IAEA調査団のカルロス・レンティッホ団長は4日、東京で記者会見し、汚染水漏れを受けて、韓国などが福島県などの水産物を輸入禁止にしていることについて、海域の放射線モニタリング体制を踏まえて、「福島と周辺各県の農産物、海産物は安全が確保されている」と述べました。
また、レンティッホ団長は、日本における食品中の放射性物質には、国際的に最も厳しい基準が適用されていることを明らかにしました。
さらに、「汚染水は完全にブロックされている」とした安倍首相の発言についても触れ、「我々がみる限り、汚染水は建屋、構内、港湾内に限られている」としながらも、汚染物質が流出する危険性は依然として存在していて、その危険性を下げるための対策を取っていると述べました。
レンティッホ団長の発言は、福島など東北関東8県の水産物の輸入を禁止した韓国の措置が科学的な根拠が弱いとする日本政府の主張に同調するもので、日本政府は今後、韓国に対して、輸入禁止措置の解除を求める可能性が出ています。

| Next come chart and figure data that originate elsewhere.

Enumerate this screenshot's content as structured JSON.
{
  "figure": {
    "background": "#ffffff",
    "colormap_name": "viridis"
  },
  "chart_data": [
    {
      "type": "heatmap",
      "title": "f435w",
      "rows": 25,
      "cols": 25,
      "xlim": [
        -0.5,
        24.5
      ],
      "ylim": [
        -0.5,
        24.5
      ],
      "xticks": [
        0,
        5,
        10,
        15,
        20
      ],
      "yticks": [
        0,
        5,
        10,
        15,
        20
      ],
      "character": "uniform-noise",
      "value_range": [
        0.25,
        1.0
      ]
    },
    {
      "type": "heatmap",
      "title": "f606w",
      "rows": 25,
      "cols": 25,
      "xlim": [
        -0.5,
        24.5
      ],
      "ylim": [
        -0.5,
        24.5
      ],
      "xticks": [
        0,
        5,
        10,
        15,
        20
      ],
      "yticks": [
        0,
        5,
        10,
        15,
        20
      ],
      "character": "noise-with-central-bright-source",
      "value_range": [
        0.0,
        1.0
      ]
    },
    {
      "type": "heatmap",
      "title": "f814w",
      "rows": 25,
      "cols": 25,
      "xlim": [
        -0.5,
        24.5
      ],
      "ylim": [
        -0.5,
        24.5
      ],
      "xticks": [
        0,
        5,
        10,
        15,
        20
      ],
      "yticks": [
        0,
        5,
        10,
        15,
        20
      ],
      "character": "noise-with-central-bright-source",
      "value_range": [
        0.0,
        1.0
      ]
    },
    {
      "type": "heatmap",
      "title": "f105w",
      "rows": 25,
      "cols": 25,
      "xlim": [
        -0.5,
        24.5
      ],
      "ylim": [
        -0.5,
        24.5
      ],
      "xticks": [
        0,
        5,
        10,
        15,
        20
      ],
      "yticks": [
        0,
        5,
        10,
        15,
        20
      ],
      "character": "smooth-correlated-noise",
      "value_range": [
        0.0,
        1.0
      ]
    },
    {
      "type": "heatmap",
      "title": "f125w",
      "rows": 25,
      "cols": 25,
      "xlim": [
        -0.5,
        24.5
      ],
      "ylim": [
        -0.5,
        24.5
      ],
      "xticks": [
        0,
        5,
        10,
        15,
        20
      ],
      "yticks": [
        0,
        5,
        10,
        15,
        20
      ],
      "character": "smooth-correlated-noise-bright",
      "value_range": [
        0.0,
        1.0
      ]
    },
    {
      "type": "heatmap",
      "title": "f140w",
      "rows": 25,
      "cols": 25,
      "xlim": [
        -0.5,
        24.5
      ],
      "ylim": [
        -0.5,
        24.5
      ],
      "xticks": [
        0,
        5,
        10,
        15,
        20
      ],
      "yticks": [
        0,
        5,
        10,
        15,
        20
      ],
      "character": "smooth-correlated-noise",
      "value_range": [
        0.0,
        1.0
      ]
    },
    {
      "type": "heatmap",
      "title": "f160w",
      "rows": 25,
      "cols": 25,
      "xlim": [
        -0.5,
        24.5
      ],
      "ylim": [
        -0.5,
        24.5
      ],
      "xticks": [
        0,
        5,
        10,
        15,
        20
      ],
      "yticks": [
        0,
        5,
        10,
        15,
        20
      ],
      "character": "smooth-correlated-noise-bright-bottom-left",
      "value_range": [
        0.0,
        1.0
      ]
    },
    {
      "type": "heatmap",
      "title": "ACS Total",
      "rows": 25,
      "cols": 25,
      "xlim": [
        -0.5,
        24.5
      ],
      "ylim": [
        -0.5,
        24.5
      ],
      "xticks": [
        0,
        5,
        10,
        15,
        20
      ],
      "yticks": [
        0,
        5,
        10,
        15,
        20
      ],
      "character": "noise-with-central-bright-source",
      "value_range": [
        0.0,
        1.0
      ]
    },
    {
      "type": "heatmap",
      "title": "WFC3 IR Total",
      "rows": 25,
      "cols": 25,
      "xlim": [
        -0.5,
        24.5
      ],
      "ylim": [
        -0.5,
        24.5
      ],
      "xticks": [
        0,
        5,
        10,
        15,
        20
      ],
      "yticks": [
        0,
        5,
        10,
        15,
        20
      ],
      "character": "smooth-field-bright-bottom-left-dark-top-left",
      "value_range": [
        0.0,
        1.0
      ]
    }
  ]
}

これについて、韓国の食品医薬品安全処の関係者は、聨合ニュースとのインタビューに対し、「科学的に日本の水産物に安全問題があって輸入禁止措置をとったわけではない」と強調し、「汚染水漏れが続くなか、今後国民の健康にどのような危険が及ぶか測定できる資料が不十分であり、日本に資料を要請している」との立場を示しました。